Hastings was momentarily flustered, but the official report was the key. Here I made my brief appearance, having slipped from the secret tunnel and arranged my clothing and hair to appear windswept but resigned. "Ahhhh, Professor Hastings!" I greeted him, offering a weary handshake. "I fear a regrettable waste of your valuable time. My formal report was accurate. The specimen was a mineralogical curiosity- a fraud exacerbated by Miss. Gerehardt’s unfortunate zeal. I explained my findings on the "carbonate deposits" and confirmed that the entire structure had been "disposed of due to public health concerns."
Satisfied by my authoritative lie and the lack of a skeleton, and unwilling to wade through a Scottish peat bog, the delegation departed, their mission accomplished- Darwin was safe. I made my goodbyes to Seonaid until we met again.
"I'll have a fire in the grate for your return." she said by way of goodbye.
Several hours later, the sun setting in a blaze of red over the misty loch, Miss. Gerehardt and I stood on the crowded steamer pier in Fort William. An acquaintance of hers had secured our passage and as the West Highland Steamer pulled away, carrying us down Loch Linnhe toward the open sea, the Highlands receded into shadow. Miss. Gerehardt held up a key, "Your cabin Sir. I'm sure you'll find it much more comfortable and warmer than your previous one. We're assured a smooth passage and a still night." She said this with an amused smile that brought colour to my cheeks. I thanked her and looked at the distant, silent peak of Ben Nevis, where the Magma-scope still stood guard. Miss. Gerehardt looked at me, her eyes shining with the fierce light of a revolutionary.
"It will be there still when we return." I nodded in ascent and in a more serious note she continued. "The lie has saved us. Now, the truth begins."

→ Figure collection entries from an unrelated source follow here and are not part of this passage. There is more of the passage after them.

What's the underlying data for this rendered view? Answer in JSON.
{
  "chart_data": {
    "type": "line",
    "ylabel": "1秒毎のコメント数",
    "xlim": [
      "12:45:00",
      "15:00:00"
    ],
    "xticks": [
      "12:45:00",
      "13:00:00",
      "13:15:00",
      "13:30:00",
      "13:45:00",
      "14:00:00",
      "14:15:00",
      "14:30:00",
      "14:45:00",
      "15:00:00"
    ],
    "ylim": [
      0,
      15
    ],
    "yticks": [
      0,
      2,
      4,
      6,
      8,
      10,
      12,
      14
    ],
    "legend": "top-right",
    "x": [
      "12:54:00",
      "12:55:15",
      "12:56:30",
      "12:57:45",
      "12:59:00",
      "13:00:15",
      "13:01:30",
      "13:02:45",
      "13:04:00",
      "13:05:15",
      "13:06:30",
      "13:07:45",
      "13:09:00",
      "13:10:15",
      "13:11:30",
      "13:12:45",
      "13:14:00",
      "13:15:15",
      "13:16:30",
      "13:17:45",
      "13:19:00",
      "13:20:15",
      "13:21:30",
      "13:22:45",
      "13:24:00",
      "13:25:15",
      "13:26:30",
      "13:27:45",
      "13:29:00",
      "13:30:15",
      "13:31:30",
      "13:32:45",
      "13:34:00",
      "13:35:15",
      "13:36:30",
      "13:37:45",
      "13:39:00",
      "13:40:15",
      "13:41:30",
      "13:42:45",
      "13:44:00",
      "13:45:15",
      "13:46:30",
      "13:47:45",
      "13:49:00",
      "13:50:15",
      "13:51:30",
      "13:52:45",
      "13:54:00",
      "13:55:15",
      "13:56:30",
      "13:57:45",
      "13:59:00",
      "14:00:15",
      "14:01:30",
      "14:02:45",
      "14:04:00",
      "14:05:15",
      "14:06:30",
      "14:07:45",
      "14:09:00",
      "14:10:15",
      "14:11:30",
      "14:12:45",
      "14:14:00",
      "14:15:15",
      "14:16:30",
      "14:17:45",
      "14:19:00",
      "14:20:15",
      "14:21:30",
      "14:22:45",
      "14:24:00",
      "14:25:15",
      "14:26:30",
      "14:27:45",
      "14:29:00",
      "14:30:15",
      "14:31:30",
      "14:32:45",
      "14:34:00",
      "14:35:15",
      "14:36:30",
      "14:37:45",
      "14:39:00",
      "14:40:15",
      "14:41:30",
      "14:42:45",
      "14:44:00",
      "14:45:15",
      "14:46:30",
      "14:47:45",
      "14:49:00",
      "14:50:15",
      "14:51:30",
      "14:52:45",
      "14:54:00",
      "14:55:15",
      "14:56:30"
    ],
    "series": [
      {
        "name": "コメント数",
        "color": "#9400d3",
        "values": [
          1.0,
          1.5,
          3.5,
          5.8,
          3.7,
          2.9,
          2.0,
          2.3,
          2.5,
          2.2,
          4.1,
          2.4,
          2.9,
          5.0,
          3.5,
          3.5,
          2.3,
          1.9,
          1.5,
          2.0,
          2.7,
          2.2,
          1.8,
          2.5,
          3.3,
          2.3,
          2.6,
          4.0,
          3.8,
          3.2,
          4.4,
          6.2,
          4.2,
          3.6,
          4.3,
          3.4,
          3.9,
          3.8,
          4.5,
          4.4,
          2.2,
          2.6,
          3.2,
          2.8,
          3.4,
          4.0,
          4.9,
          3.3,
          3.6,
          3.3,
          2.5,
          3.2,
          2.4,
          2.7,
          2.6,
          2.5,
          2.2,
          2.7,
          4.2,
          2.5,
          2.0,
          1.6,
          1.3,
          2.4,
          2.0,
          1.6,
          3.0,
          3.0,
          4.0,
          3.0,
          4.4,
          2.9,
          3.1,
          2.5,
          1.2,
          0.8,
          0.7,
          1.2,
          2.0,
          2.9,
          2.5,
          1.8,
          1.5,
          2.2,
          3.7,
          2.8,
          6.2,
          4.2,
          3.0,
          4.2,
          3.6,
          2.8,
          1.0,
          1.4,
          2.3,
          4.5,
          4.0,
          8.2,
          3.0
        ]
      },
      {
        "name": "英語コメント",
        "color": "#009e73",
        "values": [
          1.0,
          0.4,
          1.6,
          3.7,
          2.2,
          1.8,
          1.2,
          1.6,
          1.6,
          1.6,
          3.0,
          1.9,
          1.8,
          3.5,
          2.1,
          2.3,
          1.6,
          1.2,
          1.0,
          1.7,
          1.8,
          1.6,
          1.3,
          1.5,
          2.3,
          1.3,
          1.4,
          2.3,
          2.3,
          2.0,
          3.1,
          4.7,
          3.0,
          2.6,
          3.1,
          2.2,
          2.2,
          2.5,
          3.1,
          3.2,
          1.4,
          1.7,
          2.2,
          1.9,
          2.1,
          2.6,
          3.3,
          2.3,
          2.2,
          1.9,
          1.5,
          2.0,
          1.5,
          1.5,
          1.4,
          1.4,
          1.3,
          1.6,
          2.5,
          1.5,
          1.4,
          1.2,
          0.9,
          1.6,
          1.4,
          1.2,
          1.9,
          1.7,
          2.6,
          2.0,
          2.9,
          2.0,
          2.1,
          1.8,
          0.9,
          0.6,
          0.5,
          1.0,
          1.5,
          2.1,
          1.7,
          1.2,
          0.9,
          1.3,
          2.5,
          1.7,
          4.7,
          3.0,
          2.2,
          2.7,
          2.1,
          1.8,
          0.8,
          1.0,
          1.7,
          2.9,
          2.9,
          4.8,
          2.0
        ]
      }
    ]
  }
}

I added to that, "My friends in Geneva will publish your work. We will secure the backing of the continental medical establishment- the scientists who fear no doctrine. They will verify my microscopy, and they will declare the truth: the architectural bone is the indisputable proof that man's origins, however remote, were marked by a divine architecture. And then... "

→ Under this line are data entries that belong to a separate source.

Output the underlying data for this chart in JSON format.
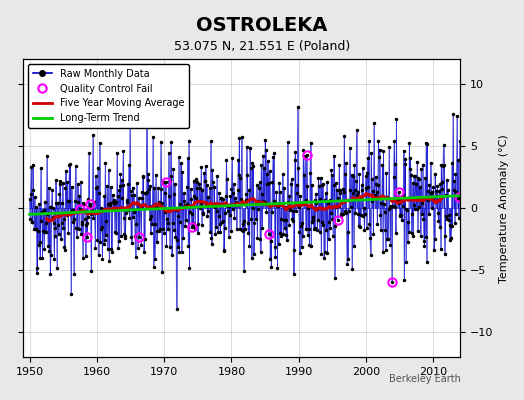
{
  "title": "OSTROLEKA",
  "subtitle": "53.075 N, 21.551 E (Poland)",
  "ylabel": "Temperature Anomaly (°C)",
  "xlabel_bottom": "Berkeley Earth",
  "year_start": 1950,
  "year_end": 2013,
  "ylim": [
    -12,
    12
  ],
  "yticks": [
    -10,
    -5,
    0,
    5,
    10
  ],
  "xticks": [
    1950,
    1960,
    1970,
    1980,
    1990,
    2000,
    2010
  ],
  "background_color": "#e8e8e8",
  "plot_bg_color": "#ffffff",
  "line_color": "#0000cc",
  "ma_color": "#cc0000",
  "trend_color": "#00cc00",
  "qc_color": "#ff00ff",
  "marker_color": "#000000",
  "seed": 42
}
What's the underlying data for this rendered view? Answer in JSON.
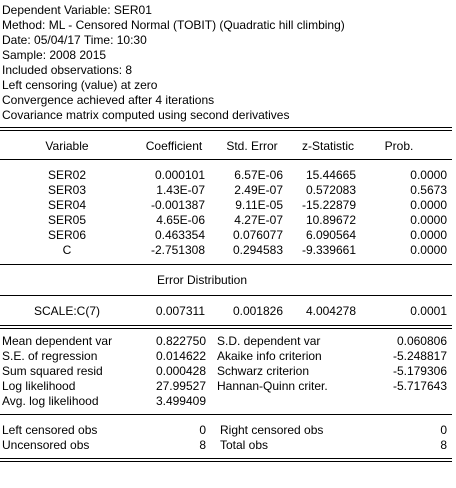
{
  "header": {
    "lines": [
      "Dependent Variable: SER01",
      "Method: ML - Censored Normal (TOBIT) (Quadratic hill climbing)",
      "Date: 05/04/17   Time: 10:30",
      "Sample: 2008 2015",
      "Included observations: 8",
      "Left censoring (value) at zero",
      "Convergence achieved after 4 iterations",
      "Covariance matrix computed using second derivatives"
    ]
  },
  "table": {
    "columns": [
      "Variable",
      "Coefficient",
      "Std. Error",
      "z-Statistic",
      "Prob."
    ],
    "rows": [
      [
        "SER02",
        "0.000101",
        "6.57E-06",
        "15.44665",
        "0.0000"
      ],
      [
        "SER03",
        "1.43E-07",
        "2.49E-07",
        "0.572083",
        "0.5673"
      ],
      [
        "SER04",
        "-0.001387",
        "9.11E-05",
        "-15.22879",
        "0.0000"
      ],
      [
        "SER05",
        "4.65E-06",
        "4.27E-07",
        "10.89672",
        "0.0000"
      ],
      [
        "SER06",
        "0.463354",
        "0.076077",
        "6.090564",
        "0.0000"
      ],
      [
        "C",
        "-2.751308",
        "0.294583",
        "-9.339661",
        "0.0000"
      ]
    ]
  },
  "error_distribution": {
    "title": "Error Distribution",
    "rows": [
      [
        "SCALE:C(7)",
        "0.007311",
        "0.001826",
        "4.004278",
        "0.0001"
      ]
    ]
  },
  "statistics": {
    "rows": [
      [
        "Mean dependent var",
        "0.822750",
        "S.D. dependent var",
        "0.060806"
      ],
      [
        "S.E. of regression",
        "0.014622",
        "Akaike info criterion",
        "-5.248817"
      ],
      [
        "Sum squared resid",
        "0.000428",
        "Schwarz criterion",
        "-5.179306"
      ],
      [
        "Log likelihood",
        "27.99527",
        "Hannan-Quinn criter.",
        "-5.717643"
      ],
      [
        "Avg. log likelihood",
        "3.499409"
      ]
    ]
  },
  "censoring": {
    "rows": [
      [
        "Left censored obs",
        "0",
        "Right censored obs",
        "0"
      ],
      [
        "Uncensored obs",
        "8",
        "Total obs",
        "8"
      ]
    ]
  }
}
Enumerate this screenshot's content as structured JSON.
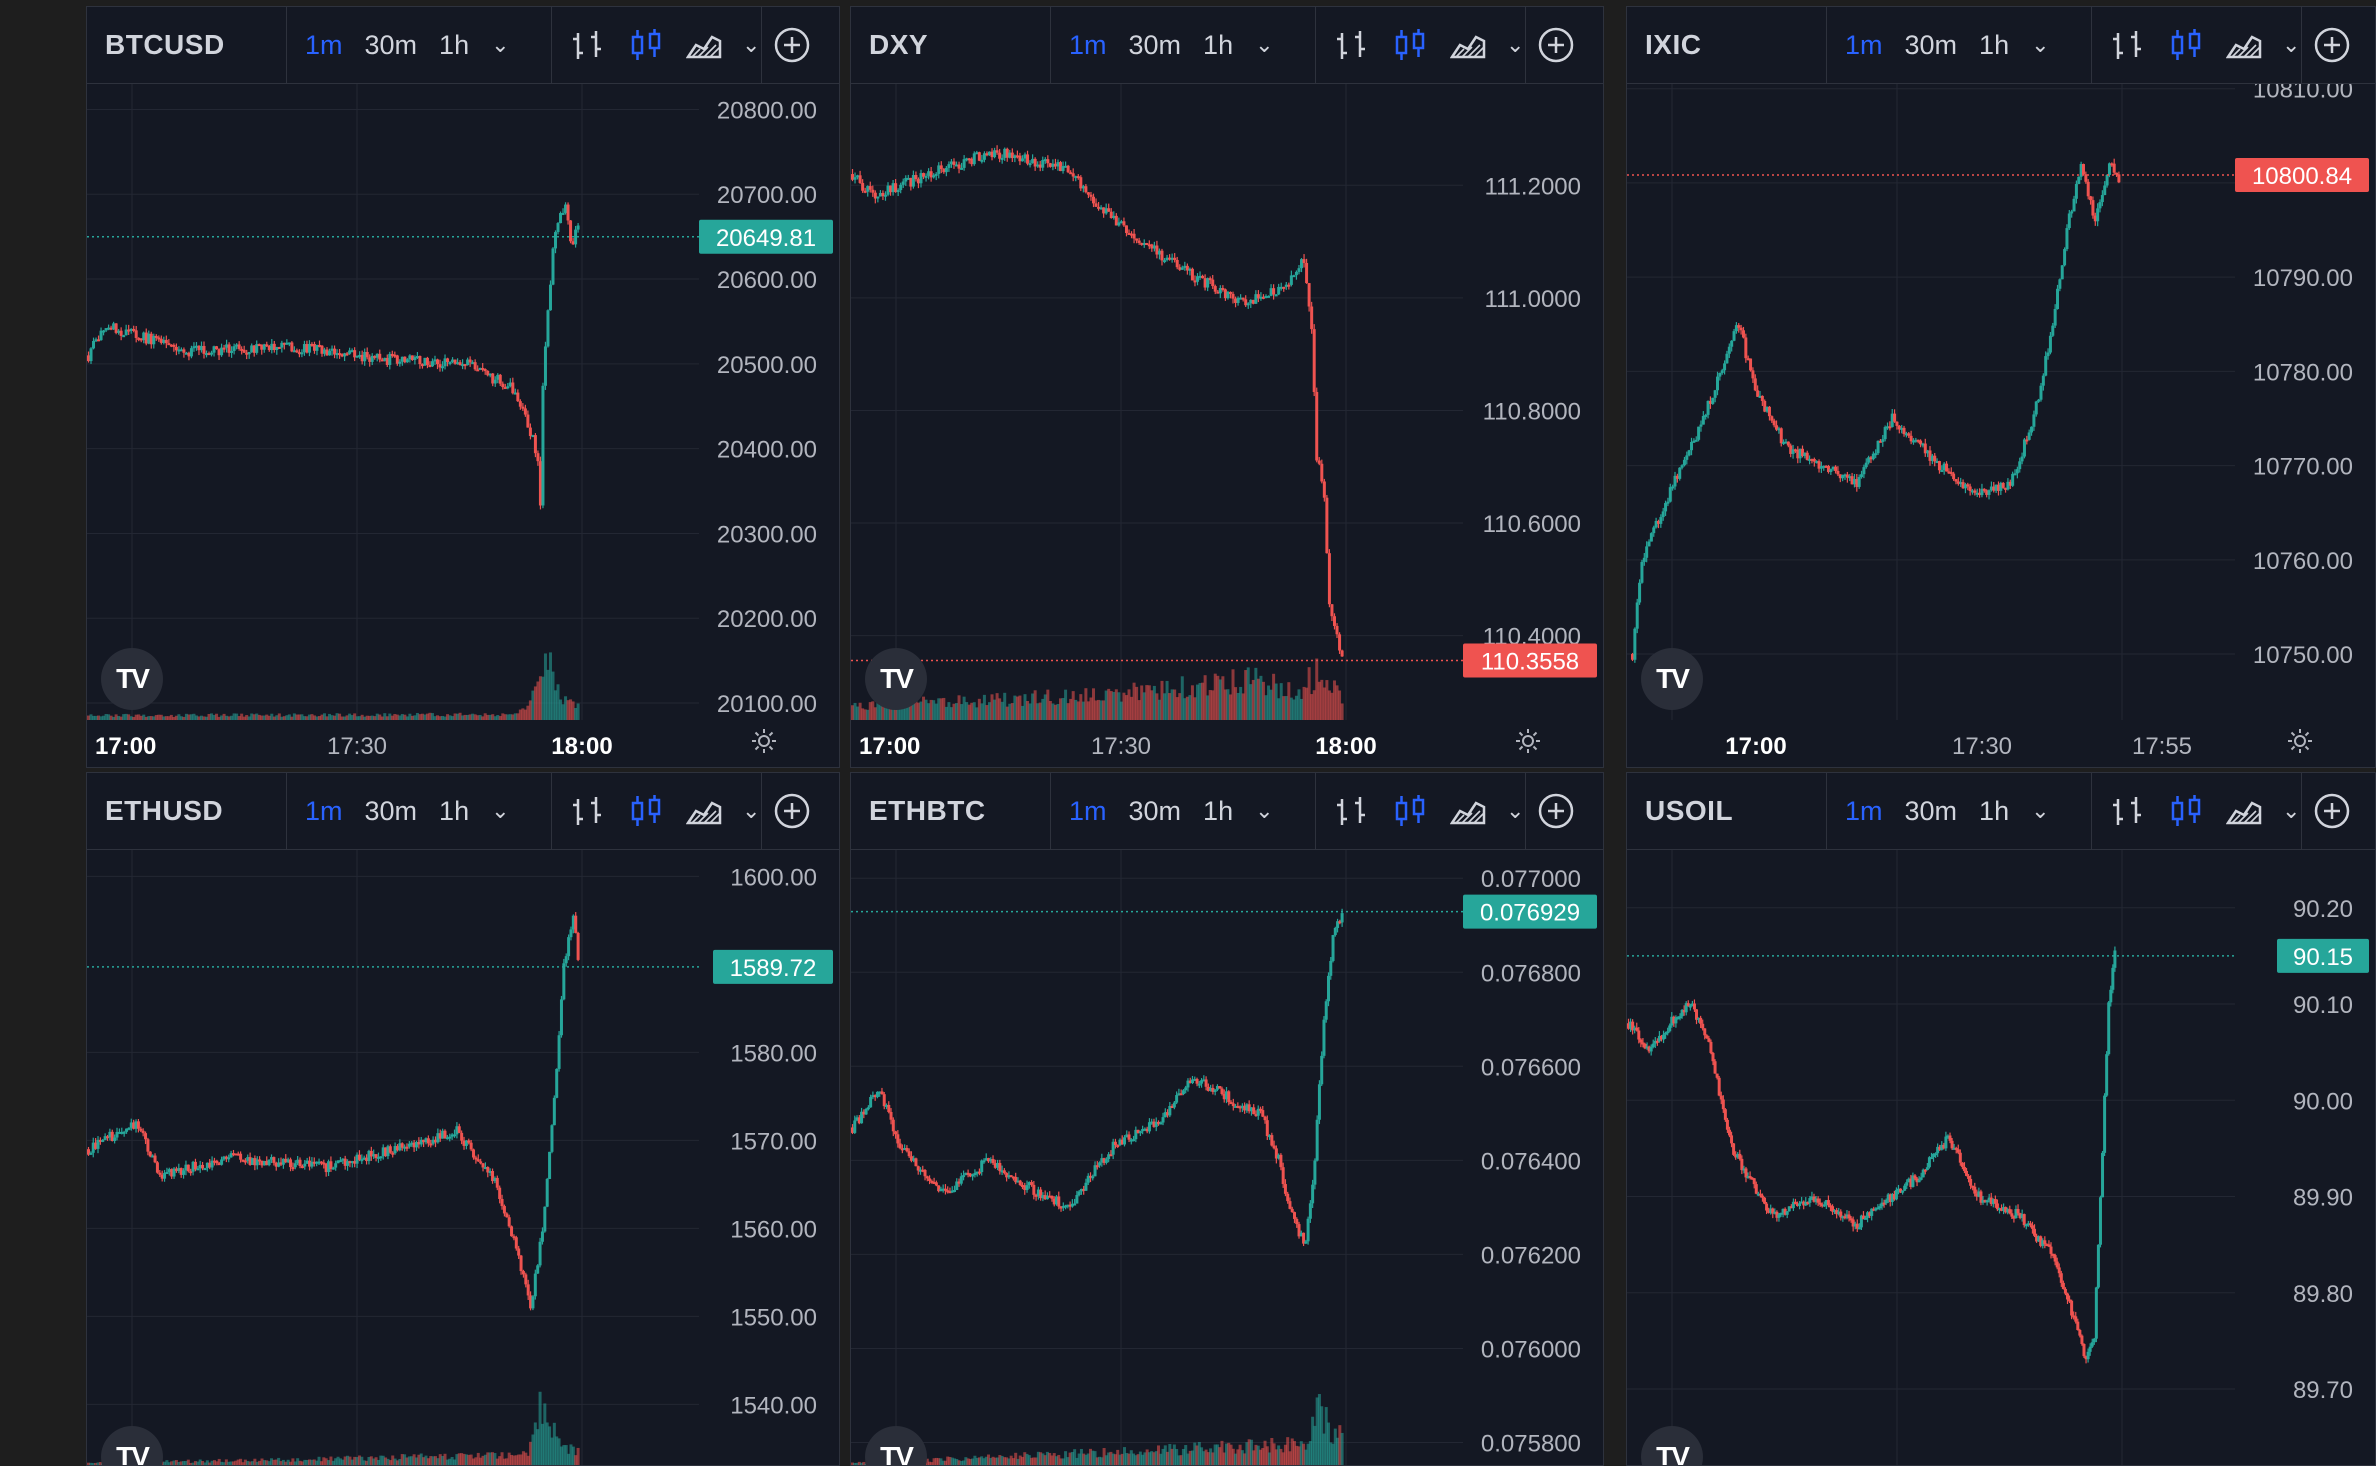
{
  "colors": {
    "up": "#26a69a",
    "down": "#ef5350",
    "accent": "#2962ff",
    "text": "#d1d4dc",
    "axisText": "#b2b5be",
    "grid": "#232733",
    "bg": "#141823"
  },
  "toolbar": {
    "intervals": [
      "1m",
      "30m",
      "1h"
    ],
    "active_interval": "1m",
    "style_icons": [
      "bar-chart-icon",
      "candlestick-icon",
      "area-chart-icon"
    ],
    "add_icon": "plus-circle-icon"
  },
  "panels": [
    {
      "symbol": "BTCUSD",
      "price_label": "20649.81",
      "price": 20649.81,
      "price_color": "up",
      "y_ticks": [
        "20800.00",
        "20700.00",
        "20600.00",
        "20500.00",
        "20400.00",
        "20300.00",
        "20200.00",
        "20100.00"
      ],
      "y_range": [
        20080,
        20830
      ],
      "x_ticks": [
        "17:00",
        "17:30",
        "18:00"
      ],
      "x_bold": [
        "17:00",
        "18:00"
      ],
      "series": {
        "start": 20510,
        "path": [
          [
            0,
            20510
          ],
          [
            6,
            20545
          ],
          [
            40,
            20515
          ],
          [
            80,
            20520
          ],
          [
            120,
            20505
          ],
          [
            150,
            20500
          ],
          [
            170,
            20470
          ],
          [
            176,
            20420
          ],
          [
            179,
            20390
          ],
          [
            180,
            20330
          ],
          [
            181,
            20480
          ],
          [
            184,
            20600
          ],
          [
            186,
            20660
          ],
          [
            190,
            20690
          ],
          [
            192,
            20640
          ],
          [
            195,
            20660
          ]
        ],
        "vol": [
          [
            0,
            0.08
          ],
          [
            170,
            0.1
          ],
          [
            176,
            0.3
          ],
          [
            180,
            1.0
          ],
          [
            184,
            0.9
          ],
          [
            188,
            0.4
          ],
          [
            195,
            0.3
          ]
        ]
      }
    },
    {
      "symbol": "DXY",
      "price_label": "110.3558",
      "price": 110.3558,
      "price_color": "down",
      "y_ticks": [
        "111.2000",
        "111.0000",
        "110.8000",
        "110.6000",
        "110.4000"
      ],
      "y_range": [
        110.25,
        111.38
      ],
      "x_ticks": [
        "17:00",
        "17:30",
        "18:00"
      ],
      "x_bold": [
        "17:00",
        "18:00"
      ],
      "series": {
        "start": 111.22,
        "path": [
          [
            0,
            111.22
          ],
          [
            8,
            111.18
          ],
          [
            30,
            111.22
          ],
          [
            55,
            111.26
          ],
          [
            85,
            111.23
          ],
          [
            100,
            111.15
          ],
          [
            130,
            111.05
          ],
          [
            155,
            110.99
          ],
          [
            170,
            111.02
          ],
          [
            178,
            111.07
          ],
          [
            181,
            110.95
          ],
          [
            183,
            110.72
          ],
          [
            186,
            110.65
          ],
          [
            188,
            110.45
          ],
          [
            191,
            110.4
          ],
          [
            193,
            110.36
          ]
        ],
        "vol": [
          [
            0,
            0.25
          ],
          [
            100,
            0.45
          ],
          [
            130,
            0.6
          ],
          [
            160,
            0.75
          ],
          [
            175,
            0.5
          ],
          [
            185,
            0.9
          ],
          [
            193,
            0.4
          ]
        ]
      }
    },
    {
      "symbol": "IXIC",
      "price_label": "10800.84",
      "price": 10800.84,
      "price_color": "down",
      "y_ticks": [
        "10810.00",
        "10800.00",
        "10790.00",
        "10780.00",
        "10770.00",
        "10760.00",
        "10750.00"
      ],
      "y_range": [
        10743,
        10810.5
      ],
      "x_ticks": [
        "17:00",
        "17:30",
        "17:55"
      ],
      "x_bold": [
        "17:00"
      ],
      "series": {
        "start": 10750,
        "path": [
          [
            0,
            10750
          ],
          [
            4,
            10760
          ],
          [
            12,
            10765
          ],
          [
            30,
            10775
          ],
          [
            45,
            10785
          ],
          [
            52,
            10778
          ],
          [
            65,
            10772
          ],
          [
            80,
            10770
          ],
          [
            95,
            10768
          ],
          [
            110,
            10775
          ],
          [
            130,
            10770
          ],
          [
            145,
            10767
          ],
          [
            160,
            10768
          ],
          [
            170,
            10775
          ],
          [
            178,
            10785
          ],
          [
            184,
            10795
          ],
          [
            190,
            10802
          ],
          [
            196,
            10796
          ],
          [
            202,
            10802
          ],
          [
            206,
            10800
          ]
        ],
        "vol": []
      }
    },
    {
      "symbol": "ETHUSD",
      "price_label": "1589.72",
      "price": 1589.72,
      "price_color": "up",
      "y_ticks": [
        "1600.00",
        "1580.00",
        "1570.00",
        "1560.00",
        "1550.00",
        "1540.00"
      ],
      "y_range": [
        1533,
        1603
      ],
      "x_ticks": [],
      "x_bold": [],
      "series": {
        "start": 1569,
        "path": [
          [
            0,
            1569
          ],
          [
            20,
            1572
          ],
          [
            30,
            1566
          ],
          [
            60,
            1568
          ],
          [
            100,
            1567
          ],
          [
            130,
            1569
          ],
          [
            155,
            1571
          ],
          [
            170,
            1566
          ],
          [
            180,
            1558
          ],
          [
            186,
            1551
          ],
          [
            189,
            1556
          ],
          [
            192,
            1562
          ],
          [
            196,
            1575
          ],
          [
            200,
            1590
          ],
          [
            204,
            1596
          ],
          [
            206,
            1590
          ]
        ],
        "vol": [
          [
            0,
            0.05
          ],
          [
            185,
            0.2
          ],
          [
            190,
            1.0
          ],
          [
            195,
            0.7
          ],
          [
            200,
            0.3
          ]
        ]
      }
    },
    {
      "symbol": "ETHBTC",
      "price_label": "0.076929",
      "price": 0.076929,
      "price_color": "up",
      "y_ticks": [
        "0.077000",
        "0.076800",
        "0.076600",
        "0.076400",
        "0.076200",
        "0.076000",
        "0.075800"
      ],
      "y_range": [
        0.07575,
        0.07706
      ],
      "x_ticks": [],
      "x_bold": [],
      "series": {
        "start": 0.07647,
        "path": [
          [
            0,
            0.07647
          ],
          [
            12,
            0.07655
          ],
          [
            22,
            0.07642
          ],
          [
            40,
            0.07633
          ],
          [
            60,
            0.0764
          ],
          [
            75,
            0.07635
          ],
          [
            95,
            0.0763
          ],
          [
            115,
            0.07643
          ],
          [
            135,
            0.07648
          ],
          [
            150,
            0.07658
          ],
          [
            170,
            0.07652
          ],
          [
            180,
            0.0765
          ],
          [
            188,
            0.0764
          ],
          [
            194,
            0.07628
          ],
          [
            200,
            0.07622
          ],
          [
            204,
            0.0764
          ],
          [
            208,
            0.0767
          ],
          [
            212,
            0.07688
          ],
          [
            216,
            0.07693
          ]
        ],
        "vol": [
          [
            0,
            0.05
          ],
          [
            200,
            0.4
          ],
          [
            205,
            1.0
          ],
          [
            212,
            0.6
          ]
        ]
      }
    },
    {
      "symbol": "USOIL",
      "price_label": "90.15",
      "price": 90.15,
      "price_color": "up",
      "y_ticks": [
        "90.20",
        "90.10",
        "90.00",
        "89.90",
        "89.80",
        "89.70"
      ],
      "y_range": [
        89.62,
        90.26
      ],
      "x_ticks": [],
      "x_bold": [],
      "series": {
        "start": 90.08,
        "path": [
          [
            0,
            90.08
          ],
          [
            10,
            90.05
          ],
          [
            20,
            90.08
          ],
          [
            30,
            90.1
          ],
          [
            40,
            90.05
          ],
          [
            50,
            89.95
          ],
          [
            70,
            89.88
          ],
          [
            90,
            89.9
          ],
          [
            110,
            89.87
          ],
          [
            140,
            89.92
          ],
          [
            155,
            89.96
          ],
          [
            170,
            89.9
          ],
          [
            190,
            89.88
          ],
          [
            205,
            89.84
          ],
          [
            215,
            89.78
          ],
          [
            222,
            89.73
          ],
          [
            226,
            89.75
          ],
          [
            230,
            89.95
          ],
          [
            233,
            90.1
          ],
          [
            236,
            90.15
          ]
        ],
        "vol": []
      }
    }
  ]
}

"From the personal notes of Dr. Thaddeus Wren
In the spring of 1888 people flocked to the Natural History Museum in London for the unveiling of the Nephilim Skeleton. Months of examinations by the most prominent names in science had proven, beyond a shadow of doubt, that the skeleton was indeed genuine. Professor Gerehardt's paper was published. Proponents of Darwinism reacted with outright rage and disbelief, while the rest exalted in the certainty, and the restoration, that their own existence was indeed of divine origin as narrated by the Lord God himself in the Bible."